The reviewers suggest, both in Essential Revision #3 and in the Suggested Revision, that data depicting the IM and/or kidney phenotypes in the mouse Hand2 mutant would enhance the impact of our results, although the phrasing of the Suggested Revision indicates that the reviewers “will not insist on” our inclusion of mouse data in our revised manuscript. We agree that analysis of the conservation of the role of Hand2 during kidney development will be an important future endeavor. Unfortunately, no data regarding the relevant mouse phenotypes are currently available in the literature, and we have not performed independent studies of mouse Hand2 mutants. In future work, we plan to conduct a comprehensive analysis of the appropriate tissues in mouse Hand2 mutants, studying the dimensions of the IM and the development of the kidneys and urinary tract over a range of stages to insure that we can uncover any relevant phenotypes, even if they are relatively subtle. We note that analysis of IM derivatives at later stages may require use of a conditional Hand2 allele, since the Hand2 knockout is embryonic lethal (Srivastava et al., 1997, Nat. Genet. 16:154). Additionally, it may be necessary to analyze Hand2;Hand1 double mutants, since both mouse genes are expressed in posterior mesoderm (Thomas et al., 1998, Dev.
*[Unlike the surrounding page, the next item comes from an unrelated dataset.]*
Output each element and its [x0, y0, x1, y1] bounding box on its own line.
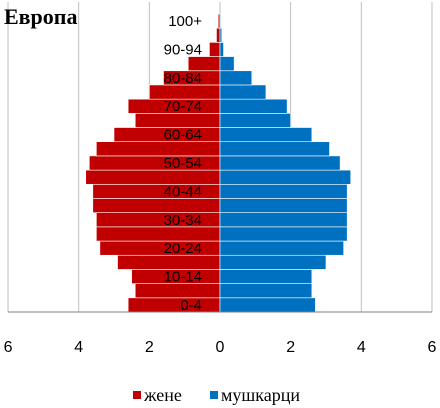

Biol. 196:228), whereas zebrafish have only a single Hand gene. Since we have not yet initiated these mouse experiments (and do not yet have the appropriate mice in our animal facility), we view this as a separate body of work that lies beyond the scope of our current manuscript (and beyond the timeframe of a standard revision). We are therefore hopeful that the text of the Suggested Revision accurately reflects the reviewers’ perspective. In our revised manuscript, we have extended our Discussion section (sixth paragraph) to indicate the importance of future investigation of mouse mutants and to comment on how prior investigations have not yet noted kidney phenotypes.